Secondo il colonnello Jeffrey Palazzini, comandante del distretto Alaska dell’USACE, un porto più efficiente sarà essenziale non solo per la sicurezza nazionale, ma anche per la sostenibilità economica delle comunità locali, che spesso devono affrontare costi elevati e difficoltà logistiche legate all’isolamento della regione.
Il rafforzamento di Nome si inserisce in un quadro più ampio di strategie statunitensi sull’Artico. La modernizzazione delle infrastrutture portuali, l’acquisizione di nuovi rompighiaccio e il miglioramento delle capacità logistiche figurano tra le priorità fissate dal Congresso attraverso il National Defense Authorization Act. L’investimento, dunque, non riguarda esclusivamente la dimensione militare. Un porto profondo rappresenta anche un catalizzatore per lo shipping, in un contesto in cui lo scioglimento dei ghiacci sta estendendo progressivamente le stagioni navigabili e aprendo nuove opportunità per il trasporto marittimo di merci, energia e turismo.

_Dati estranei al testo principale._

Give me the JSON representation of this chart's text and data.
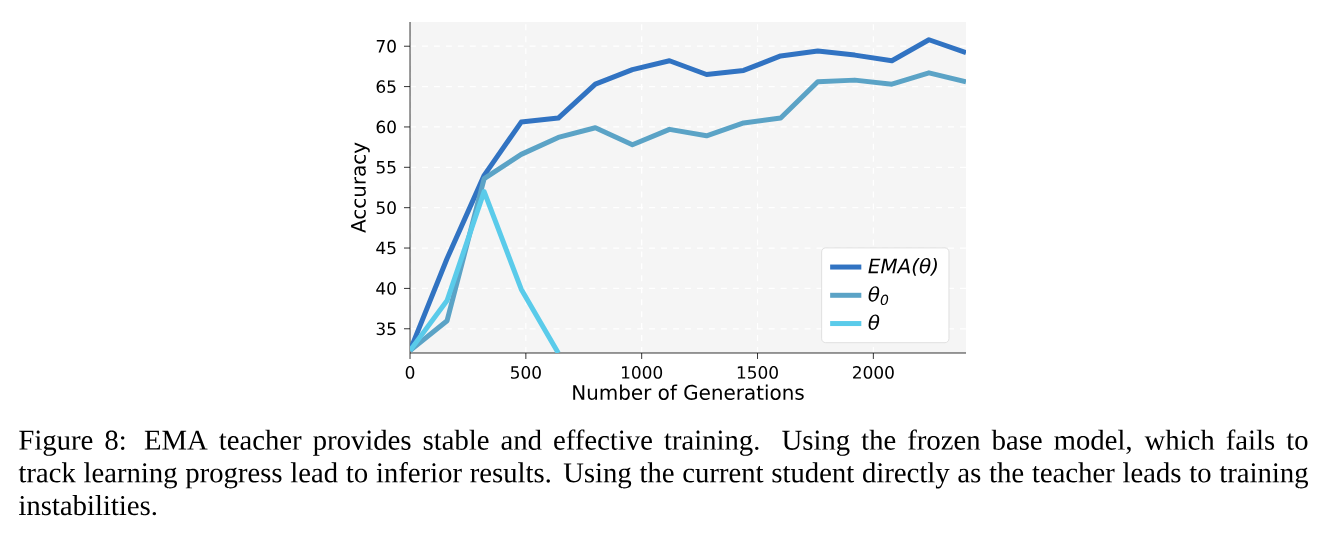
{
  "chart_data": {
    "type": "line",
    "xlabel": "Number of Generations",
    "ylabel": "Accuracy",
    "annotations": [
      "Figure 8: EMA teacher provides stable and effective training.  Using the frozen base model, which fails to track learning progress lead to inferior results.  Using the current student directly as the teacher leads to training instabilities."
    ],
    "x": [
      0,
      160,
      320,
      480,
      640,
      800,
      960,
      1120,
      1280,
      1440,
      1600,
      1760,
      1920,
      2080,
      2240,
      2400
    ],
    "series": [
      {
        "name": "*EMA*(*θ*)",
        "color": "#3173c2",
        "values": [
          32.3,
          43.7,
          54.0,
          60.6,
          61.1,
          65.3,
          67.1,
          68.2,
          66.5,
          67.0,
          68.8,
          69.4,
          68.9,
          68.2,
          70.8,
          69.2
        ]
      },
      {
        "name": "*θ*$_{0}$",
        "color": "#5ba3c6",
        "values": [
          32.3,
          36.0,
          53.6,
          56.6,
          58.7,
          59.9,
          57.8,
          59.7,
          58.9,
          60.5,
          61.1,
          65.6,
          65.8,
          65.3,
          66.7,
          65.6
        ]
      },
      {
        "name": "*θ* ",
        "color": "#5acbea",
        "values": [
          32.3,
          38.5,
          52.0,
          39.9,
          32.0,
          null,
          null,
          null,
          null,
          null,
          null,
          null,
          null,
          null,
          null,
          null
        ]
      }
    ],
    "xlim": [
      0,
      2400
    ],
    "ylim": [
      32,
      73
    ],
    "xticks": [
      0,
      500,
      1000,
      1500,
      2000
    ],
    "yticks": [
      35,
      40,
      45,
      50,
      55,
      60,
      65,
      70
    ],
    "grid": true,
    "legend": "bottom right",
    "line_style": "solid",
    "marker": "none"
  }
}
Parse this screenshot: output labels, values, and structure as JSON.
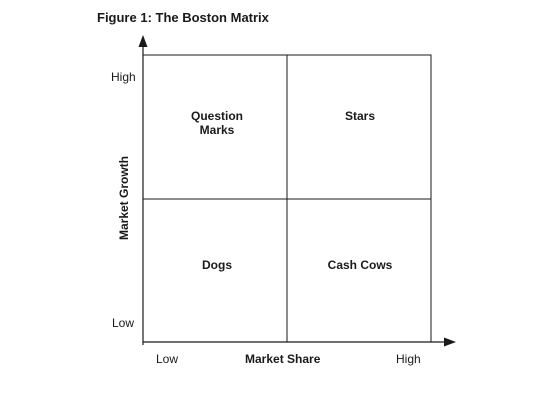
{
  "figure": {
    "title": "Figure 1: The Boston Matrix"
  },
  "axes": {
    "y_title": "Market Growth",
    "y_high": "High",
    "y_low": "Low",
    "x_title": "Market Share",
    "x_low": "Low",
    "x_high": "High"
  },
  "quadrants": {
    "top_left": "Question Marks",
    "top_right": "Stars",
    "bottom_left": "Dogs",
    "bottom_right": "Cash Cows"
  },
  "colors": {
    "line": "#1a1a1a",
    "text": "#1a1a1a",
    "background": "#ffffff"
  }
}
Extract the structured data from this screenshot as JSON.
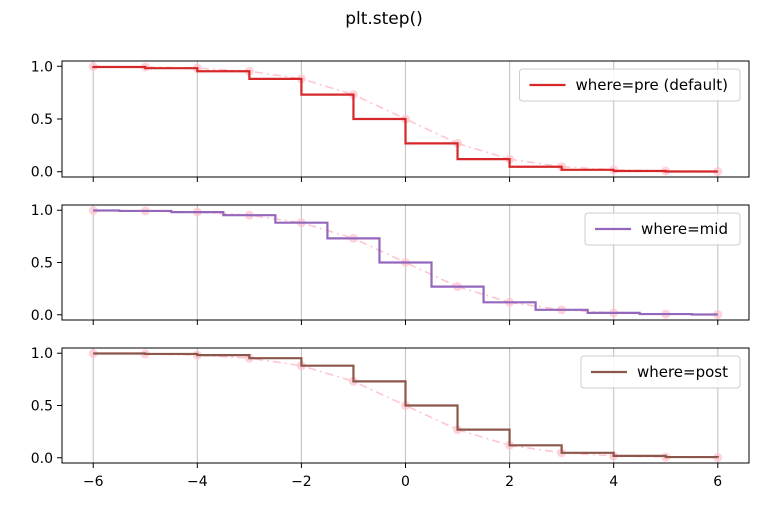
{
  "chart_data": {
    "type": "line",
    "title": "plt.step()",
    "x": [
      -6,
      -5,
      -4,
      -3,
      -2,
      -1,
      0,
      1,
      2,
      3,
      4,
      5,
      6
    ],
    "y": [
      0.9975,
      0.9933,
      0.982,
      0.9526,
      0.8808,
      0.7311,
      0.5,
      0.2689,
      0.1192,
      0.0474,
      0.018,
      0.0067,
      0.0025
    ],
    "xlim": [
      -6.6,
      6.6
    ],
    "ylim": [
      -0.05,
      1.05
    ],
    "xticks": [
      -6,
      -4,
      -2,
      0,
      2,
      4,
      6
    ],
    "xtick_labels": [
      "−6",
      "−4",
      "−2",
      "0",
      "2",
      "4",
      "6"
    ],
    "yticks": [
      0,
      0.5,
      1
    ],
    "ytick_labels": [
      "0.0",
      "0.5",
      "1.0"
    ],
    "grid": "x",
    "reference_line": {
      "color": "#ffc0cb",
      "style": "dash-dot with circle markers"
    },
    "panels": [
      {
        "where": "pre",
        "label": "where=pre (default)",
        "color": "#d62728",
        "legend": "upper right"
      },
      {
        "where": "mid",
        "label": "where=mid",
        "color": "#9467bd",
        "legend": "upper right"
      },
      {
        "where": "post",
        "label": "where=post",
        "color": "#8c564b",
        "legend": "upper right"
      }
    ]
  }
}
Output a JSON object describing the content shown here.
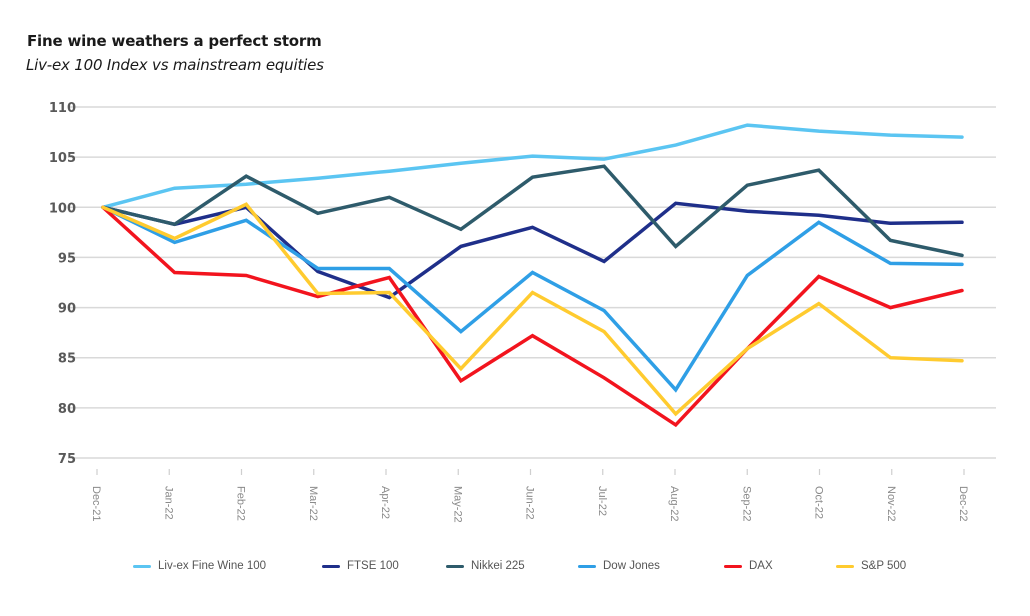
{
  "chart_data": {
    "type": "line",
    "title": "Fine wine weathers a perfect storm",
    "subtitle": "Liv-ex 100 Index vs mainstream equities",
    "xlabel": "",
    "ylabel": "",
    "ylim": [
      75,
      110
    ],
    "yticks": [
      "75",
      "80",
      "85",
      "90",
      "95",
      "100",
      "105",
      "110"
    ],
    "ytick_values": [
      75,
      80,
      85,
      90,
      95,
      100,
      105,
      110
    ],
    "grid": true,
    "legend_position": "bottom",
    "categories": [
      "Dec-21",
      "Jan-22",
      "Feb-22",
      "Mar-22",
      "Apr-22",
      "May-22",
      "Jun-22",
      "Jul-22",
      "Aug-22",
      "Sep-22",
      "Oct-22",
      "Nov-22",
      "Dec-22"
    ],
    "series": [
      {
        "name": "Liv-ex Fine Wine 100",
        "color": "#5bc5f2",
        "values": [
          100,
          101.9,
          102.3,
          102.9,
          103.6,
          104.4,
          105.1,
          104.8,
          106.2,
          108.2,
          107.6,
          107.2,
          107.0
        ]
      },
      {
        "name": "FTSE 100",
        "color": "#1f2f8a",
        "values": [
          100,
          98.3,
          100.0,
          93.6,
          91.0,
          96.1,
          98.0,
          94.6,
          100.4,
          99.6,
          99.2,
          98.4,
          98.5
        ]
      },
      {
        "name": "Nikkei 225",
        "color": "#2e5b6b",
        "values": [
          100,
          98.3,
          103.1,
          99.4,
          101.0,
          97.8,
          103.0,
          104.1,
          96.1,
          102.2,
          103.7,
          96.7,
          95.2
        ]
      },
      {
        "name": "Dow Jones",
        "color": "#2f9fe6",
        "values": [
          100,
          96.5,
          98.7,
          93.9,
          93.9,
          87.6,
          93.5,
          89.7,
          81.8,
          93.2,
          98.5,
          94.4,
          94.3
        ]
      },
      {
        "name": "DAX",
        "color": "#f2141e",
        "values": [
          100,
          93.5,
          93.2,
          91.1,
          93.0,
          82.7,
          87.2,
          83.0,
          78.3,
          85.9,
          93.1,
          90.0,
          91.7
        ]
      },
      {
        "name": "S&P 500",
        "color": "#ffcb2f",
        "values": [
          100,
          96.9,
          100.3,
          91.4,
          91.5,
          83.9,
          91.5,
          87.6,
          79.4,
          85.9,
          90.4,
          85.0,
          84.7
        ]
      }
    ]
  }
}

Non mancano le criticità. Le operazioni di dragaggio e le nuove costruzioni rischiano di avere un impatto sugli ecosistemi marini e sulle attività tradizionali delle comunità indigene, che temono conseguenze per la pesca e per l’equilibrio ambientale. Anche la manutenzione a lungo termine pone sfide significative: mantenere la profondità del porto richiederà costanti interventi e ingenti risorse economiche.
L’espansione di Nome appare come una scommessa di lungo periodo. Da un lato è la risposta concreta degli Stati Uniti alla crescente concorrenza internazionale nell’Artico. Dall’altro, è un banco di prova per capire se sicurezza nazionale, esigenze economiche e tutela ambientale possano convivere in uno dei territori più delicati e vulnerabili del pianeta.